In 2014, PhilRice partnered with farmer cooperatives in Nueva Ecija and Pangasinan for the promotion, evaluation, and adoption of technologies to help their farming communities.
Among the partner-agricultural cooperatives was Parista Barangay Defense System Multipurpose Cooperative (PBDS-MPC) in Lupao, Nueva Ecija.
“During our discussion with PBDS-MPC, we found that the cooperative practices conventional farming such that its members do not use quality rice seeds and other technologies, and apply fertilizers without assessing their soil needs,” Guittap said.
To address these gaps, the project members established technology demonstration farms and conducted season-long training programs, field days, farmers’ forum, and training for the cooperative’s farm advisors.
Of the 59 farmer-members of PBDS-MPC who participated in the project, 78% adopted the technologies promoted by the project in 2015 wet season (WS) and 2016 dry season (DS).

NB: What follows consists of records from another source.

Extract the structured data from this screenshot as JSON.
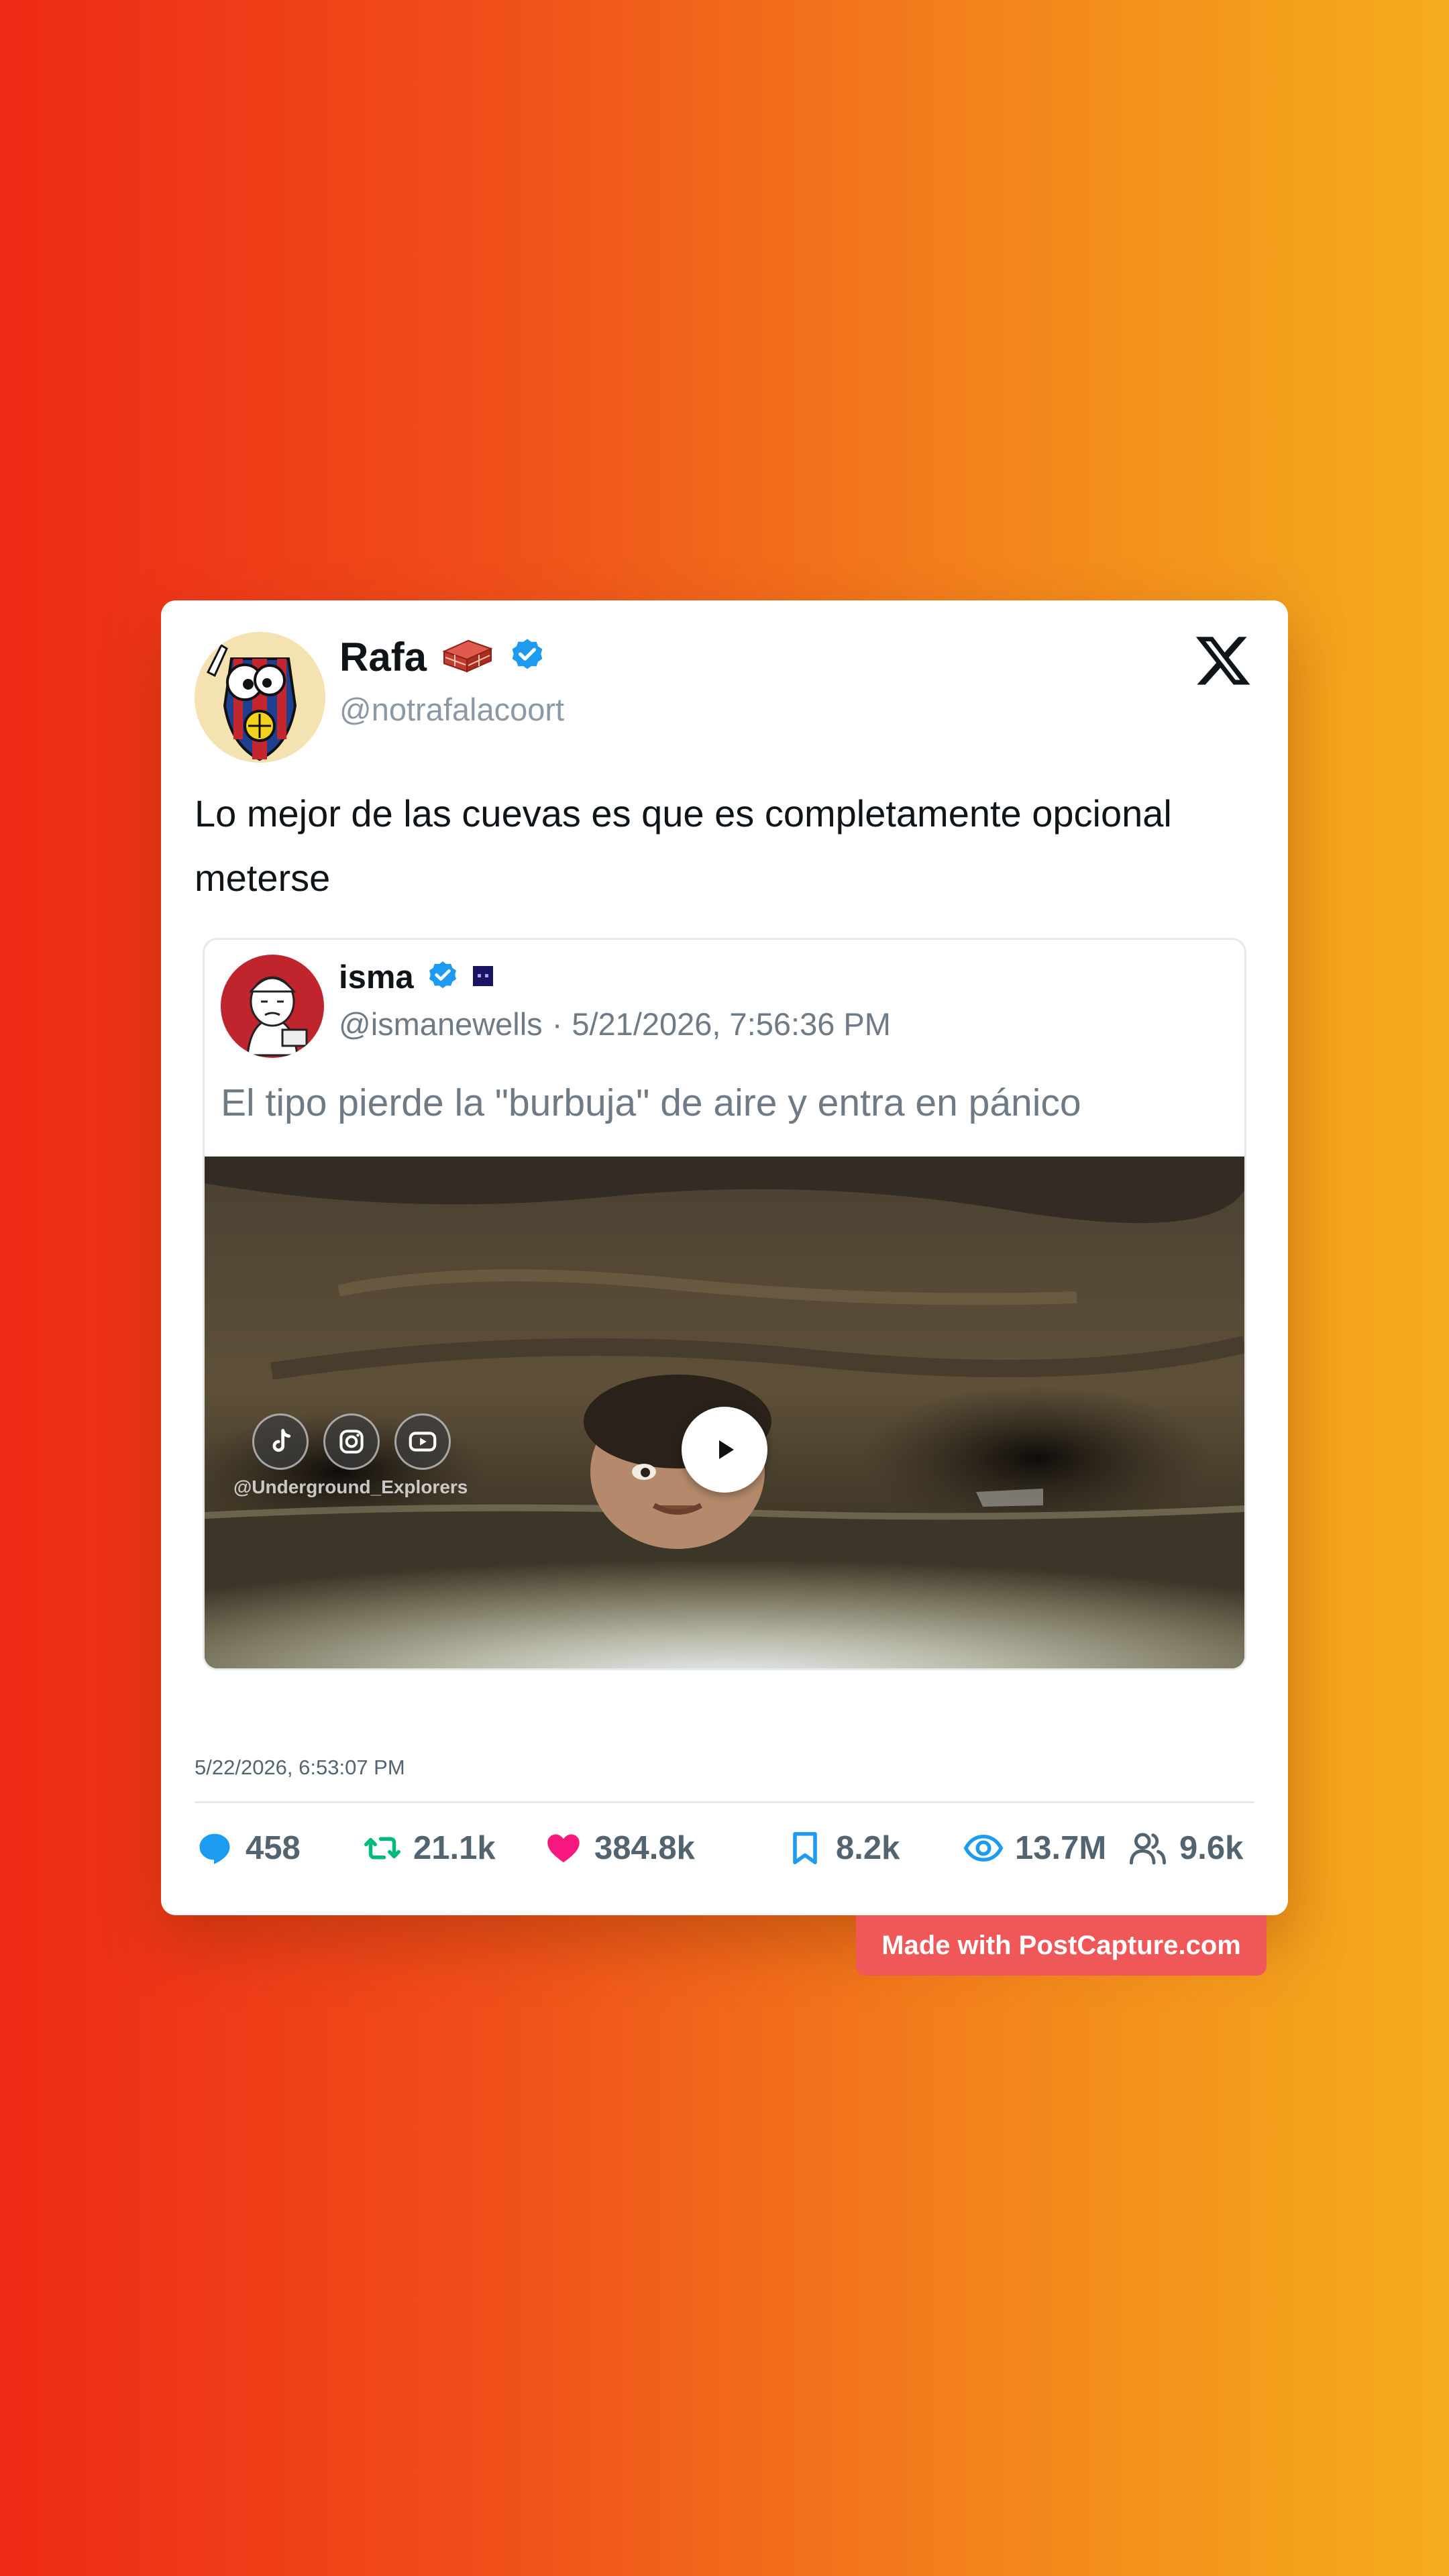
{
  "tweet": {
    "author": {
      "name": "Rafa",
      "emoji": "🧱",
      "handle": "@notrafalacoort",
      "verified": true
    },
    "text": "Lo mejor de las cuevas es que es completamente opcional meterse",
    "timestamp": "5/22/2026, 6:53:07 PM"
  },
  "quoted_tweet": {
    "author": {
      "name": "isma",
      "handle": "@ismanewells",
      "verified": true
    },
    "date_separator": "·",
    "date": "5/21/2026, 7:56:36 PM",
    "text": "El tipo pierde la \"burbuja\" de aire y entra en pánico",
    "media": {
      "type": "video",
      "watermark": "@Underground_Explorers",
      "watermark_icons": [
        "tiktok-icon",
        "instagram-icon",
        "youtube-icon"
      ]
    }
  },
  "stats": {
    "replies": "458",
    "retweets": "21.1k",
    "likes": "384.8k",
    "bookmarks": "8.2k",
    "views": "13.7M",
    "followers": "9.6k"
  },
  "badge": "Made with PostCapture.com",
  "colors": {
    "background_start": "#ee2a16",
    "background_end": "#f5ad1d",
    "verified_blue": "#1d9bf0",
    "reply_blue": "#1d9bf0",
    "retweet_green": "#00ba7c",
    "like_pink": "#f91880",
    "badge_red": "#ef5758"
  }
}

“This percentage equates to high level of adoption. In 2016 DS, we also found that 73% of the participating coop-members achieved an average yield increase of 0.5 t/ha while 22% of farmers attained more than 1 t/ha increase in yield,” study lead Joel Pascual said.

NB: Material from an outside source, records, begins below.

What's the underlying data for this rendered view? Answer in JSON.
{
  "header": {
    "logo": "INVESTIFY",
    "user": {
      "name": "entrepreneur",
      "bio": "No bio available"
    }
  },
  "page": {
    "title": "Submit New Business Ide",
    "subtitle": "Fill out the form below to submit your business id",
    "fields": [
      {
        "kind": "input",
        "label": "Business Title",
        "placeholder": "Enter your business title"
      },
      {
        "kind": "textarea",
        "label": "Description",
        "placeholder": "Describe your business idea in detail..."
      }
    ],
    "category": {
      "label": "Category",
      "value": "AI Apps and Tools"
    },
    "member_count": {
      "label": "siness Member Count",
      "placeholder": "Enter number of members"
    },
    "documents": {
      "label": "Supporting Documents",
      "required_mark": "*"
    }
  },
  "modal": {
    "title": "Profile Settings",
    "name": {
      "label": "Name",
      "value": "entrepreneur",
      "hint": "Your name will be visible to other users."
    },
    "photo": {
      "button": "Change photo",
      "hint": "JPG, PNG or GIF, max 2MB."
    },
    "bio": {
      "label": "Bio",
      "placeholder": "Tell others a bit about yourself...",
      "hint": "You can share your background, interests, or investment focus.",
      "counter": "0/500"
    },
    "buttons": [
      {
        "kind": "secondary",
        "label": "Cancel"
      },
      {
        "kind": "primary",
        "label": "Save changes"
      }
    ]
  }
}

The farmer-members of the coop adopted various technologies such as the use of certified seeds, Minus One Element Technique (MOET), leaf color chart (LCC), integrated pest management (IPM), and rice-based farming systems.
“When I tried using the new variety NSIC Rc308 endorsed by PhilRice through our cooperative, my harvest increased by up to 40%. Along the banks and dikes, I also tried planting cash crops such as saluyot, string beans, and okra that we now sell in the Lupao market,” farmer-cooperator Ferdinand C. Orate said.
Meanwhile, project lead Dr. Aurora Corales said that the partnership with cooperatives contributed to the empowerment of farmers and their organizations toward community welfare.
“This model may serve as a guide in implementing developmental activities, promoting location-specific rice and rice-based technologies to improve farmers’ lives,” she furthered.
The research team recently won the best poster award under the category technology promotion and delivery accelerating adoption and achieving impacts on farm productivity and sustainability for their study, Agricultural cooperatives: Key partners in technology promotion and rural development during the 29th National Rice R&D Conference held at PhilRice, Sept. 8.